Harry and Meghan purchased the web domain names “Lilibet Diana” and “Lili Diana” prior to the Queen approving the newborn’s name.
The Sussexes’ spokesperson confirmed that they had purchased a “significant” number of domain names for a variety of potential names.
This indicates that the couple considered alternative names in the event the Queen objected to the use of the name Lilibet.
Earlier this month, Meghan and Harry announced the birth of their second child, a daughter.
Their daughter weighed 7lb 11oz when she was born.
Lilibet Diana, their daughter, was born in a hospital in Santa Barbara, California.
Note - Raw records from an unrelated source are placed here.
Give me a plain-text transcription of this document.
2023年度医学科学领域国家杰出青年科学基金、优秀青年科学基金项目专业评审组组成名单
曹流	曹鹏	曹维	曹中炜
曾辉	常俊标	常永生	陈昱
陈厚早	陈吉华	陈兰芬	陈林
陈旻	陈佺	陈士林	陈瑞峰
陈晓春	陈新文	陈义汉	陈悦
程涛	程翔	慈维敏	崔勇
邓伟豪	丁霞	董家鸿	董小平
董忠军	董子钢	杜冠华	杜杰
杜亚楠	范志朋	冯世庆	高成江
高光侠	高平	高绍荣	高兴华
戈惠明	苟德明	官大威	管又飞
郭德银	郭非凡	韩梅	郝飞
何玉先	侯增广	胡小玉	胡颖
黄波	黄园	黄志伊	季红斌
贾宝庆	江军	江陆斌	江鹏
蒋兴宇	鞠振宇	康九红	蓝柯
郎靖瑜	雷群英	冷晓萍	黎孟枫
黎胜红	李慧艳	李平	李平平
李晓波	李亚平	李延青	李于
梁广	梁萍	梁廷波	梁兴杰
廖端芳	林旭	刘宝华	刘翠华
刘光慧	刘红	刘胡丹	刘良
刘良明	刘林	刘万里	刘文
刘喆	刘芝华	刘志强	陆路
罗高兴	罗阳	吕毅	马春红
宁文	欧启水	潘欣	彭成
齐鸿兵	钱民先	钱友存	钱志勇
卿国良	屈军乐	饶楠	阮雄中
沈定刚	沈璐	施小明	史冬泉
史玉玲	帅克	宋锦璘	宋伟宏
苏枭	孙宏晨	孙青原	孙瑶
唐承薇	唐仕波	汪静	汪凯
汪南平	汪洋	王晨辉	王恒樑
Lilibet is the Queen’s family nickname, and the choice honors the monarch during a difficult time for the Windsors, who are mourning the death of the Duke of Edinburgh.
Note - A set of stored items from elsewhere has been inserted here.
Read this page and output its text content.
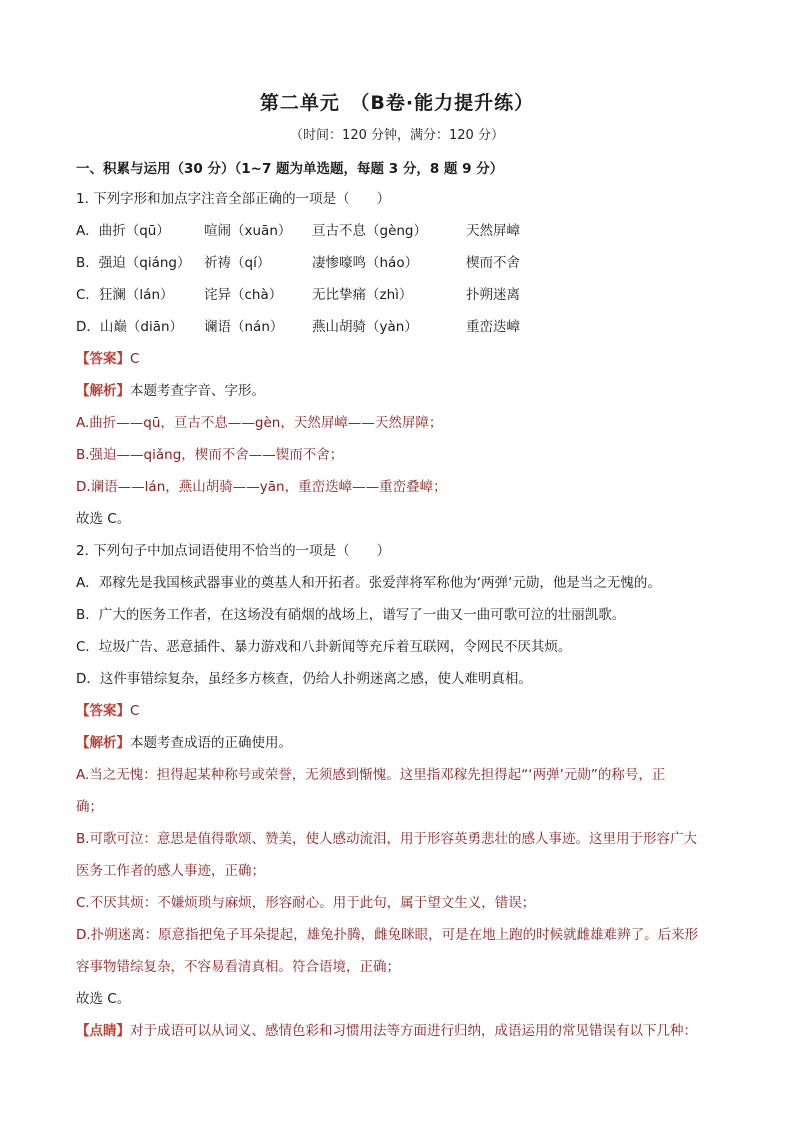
第二单元　（B卷·能力提升练）
（时间：120 分钟，满分：120 分）
一、积累与运用（30 分）（1~7 题为单选题，每题 3 分，8 题 9 分）
1. 下列字形和加点字注音全部正确的一项是（　　）
A．曲折（qū）	喧闹（xuān） 亘古不息（gèng）	天然屏嶂
B．强迫（qiáng） 祈祷（qí）	凄惨嚎鸣（háo）	楔而不舍
C．狂澜（lán） 诧异（chà） 无比挚痛（zhì）	扑朔迷离
D．山巅（diān） 谰语（nán） 燕山胡骑（yàn）	重峦迭嶂
【答案】C
【解析】本题考查字音、字形。
A.曲折——qū，亘古不息——gèn，天然屏嶂——天然屏障；
B.强迫——qiǎng，楔而不舍——锲而不舍；
D.谰语——lán，燕山胡骑——yān，重峦迭嶂——重峦叠嶂；
故选 C。
2. 下列句子中加点词语使用不恰当的一项是（　　）
A．邓稼先是我国核武器事业的奠基人和开拓者。张爱萍将军称他为‘两弹’元勋，他是当之无愧的。
B．广大的医务工作者，在这场没有硝烟的战场上，谱写了一曲又一曲可歌可泣的壮丽凯歌。
C．垃圾广告、恶意插件、暴力游戏和八卦新闻等充斥着互联网，令网民不厌其烦。
D．这件事错综复杂，虽经多方核查，仍给人扑朔迷离之感，使人难明真相。
【答案】C
【解析】本题考查成语的正确使用。
A.当之无愧：担得起某种称号或荣誉，无须感到惭愧。这里指邓稼先担得起“‘两弹’元勋”的称号，正
确；
B.可歌可泣：意思是值得歌颂、赞美，使人感动流泪，用于形容英勇悲壮的感人事迹。这里用于形容广大
医务工作者的感人事迹，正确；
C.不厌其烦：不嫌烦琐与麻烦，形容耐心。用于此句，属于望文生义，错误；
D.扑朔迷离：原意指把兔子耳朵提起，雄兔扑腾，雌兔眯眼，可是在地上跑的时候就雌雄难辨了。后来形
容事物错综复杂，不容易看清真相。符合语境，正确；
故选 C。
【点睛】对于成语可以从词义、感情色彩和习惯用法等方面进行归纳，成语运用的常见错误有以下几种：
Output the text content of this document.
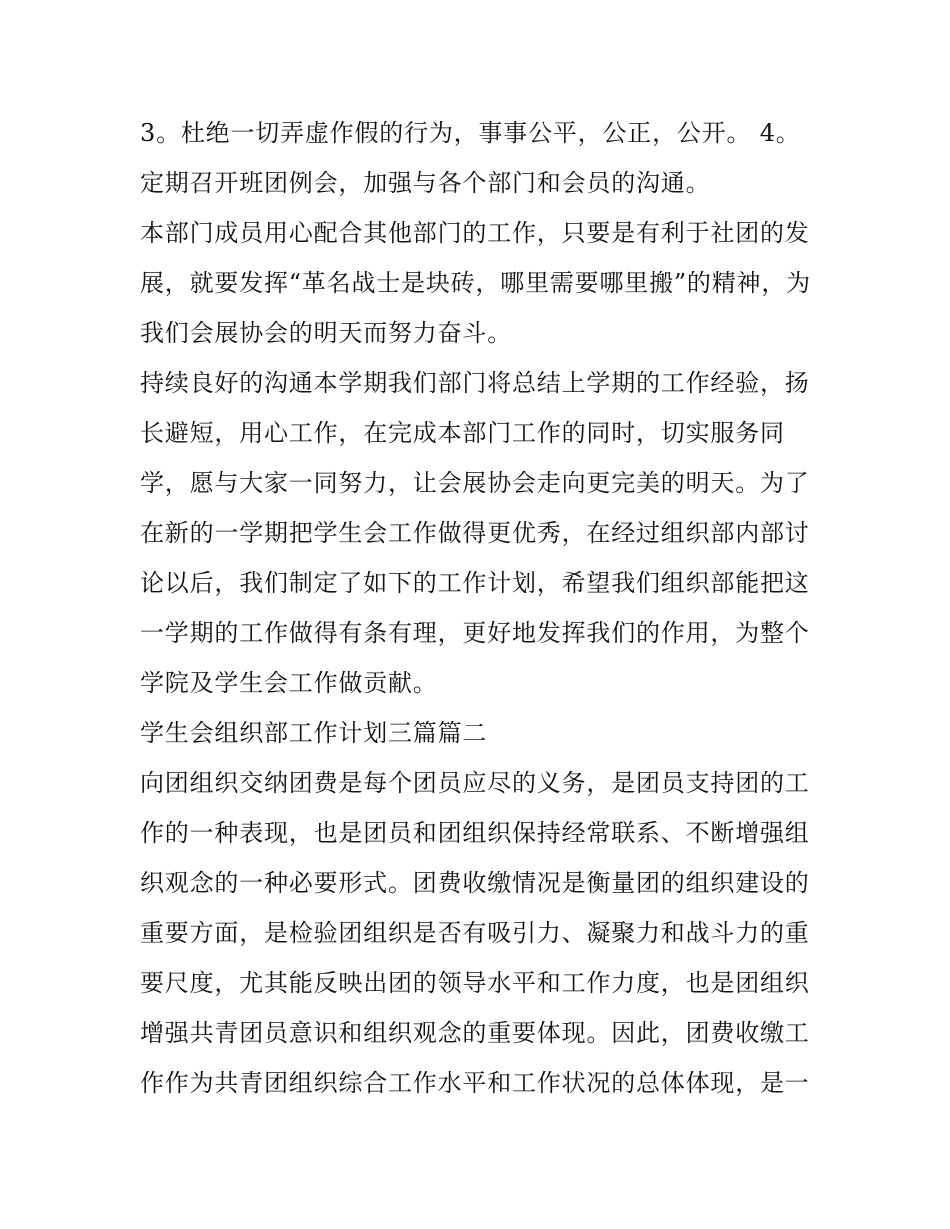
3。杜绝一切弄虚作假的行为，事事公平，公正，公开。 4。
定期召开班团例会，加强与各个部门和会员的沟通。
本部门成员用心配合其他部门的工作，只要是有利于社团的发
展，就要发挥“革名战士是块砖，哪里需要哪里搬”的精神，为
我们会展协会的明天而努力奋斗。
持续良好的沟通本学期我们部门将总结上学期的工作经验，扬
长避短，用心工作，在完成本部门工作的同时，切实服务同
学，愿与大家一同努力，让会展协会走向更完美的明天。为了
在新的一学期把学生会工作做得更优秀，在经过组织部内部讨
论以后，我们制定了如下的工作计划，希望我们组织部能把这
一学期的工作做得有条有理，更好地发挥我们的作用，为整个
学院及学生会工作做贡献。
学生会组织部工作计划三篇篇二
向团组织交纳团费是每个团员应尽的义务，是团员支持团的工
作的一种表现，也是团员和团组织保持经常联系、不断增强组
织观念的一种必要形式。团费收缴情况是衡量团的组织建设的
重要方面，是检验团组织是否有吸引力、凝聚力和战斗力的重
要尺度，尤其能反映出团的领导水平和工作力度，也是团组织
增强共青团员意识和组织观念的重要体现。因此，团费收缴工
作作为共青团组织综合工作水平和工作状况的总体体现，是一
According to The Daily Telegraph, the domain name ‘lilibetdiana.com’ was purchased in the United States on June 4.
This was the day of the baby’s birth, two days prior to the public announcement.
However, the domain name ‘lilidiana.com’ was registered several days earlier, on May 31.
According to a spokesperson for the couple, “as is frequently the case with public figures, their team purchased a significant number of domains for any potential names considered.”
“This was to guard against the name being exploited after it was chosen and publicly shared.”
The BBC reported earlier this month that a Palace source had stated that Harry and Meghan had not approached the Queen about using the name Lilibet.
However, a spokesperson for the Duke and Duchess of Sussex insisted that Prince Harry discussed his desire to name his second child after the Queen with the Queen.
In a legal warning, the spokesperson stated that the BBC story was “false and defamatory.”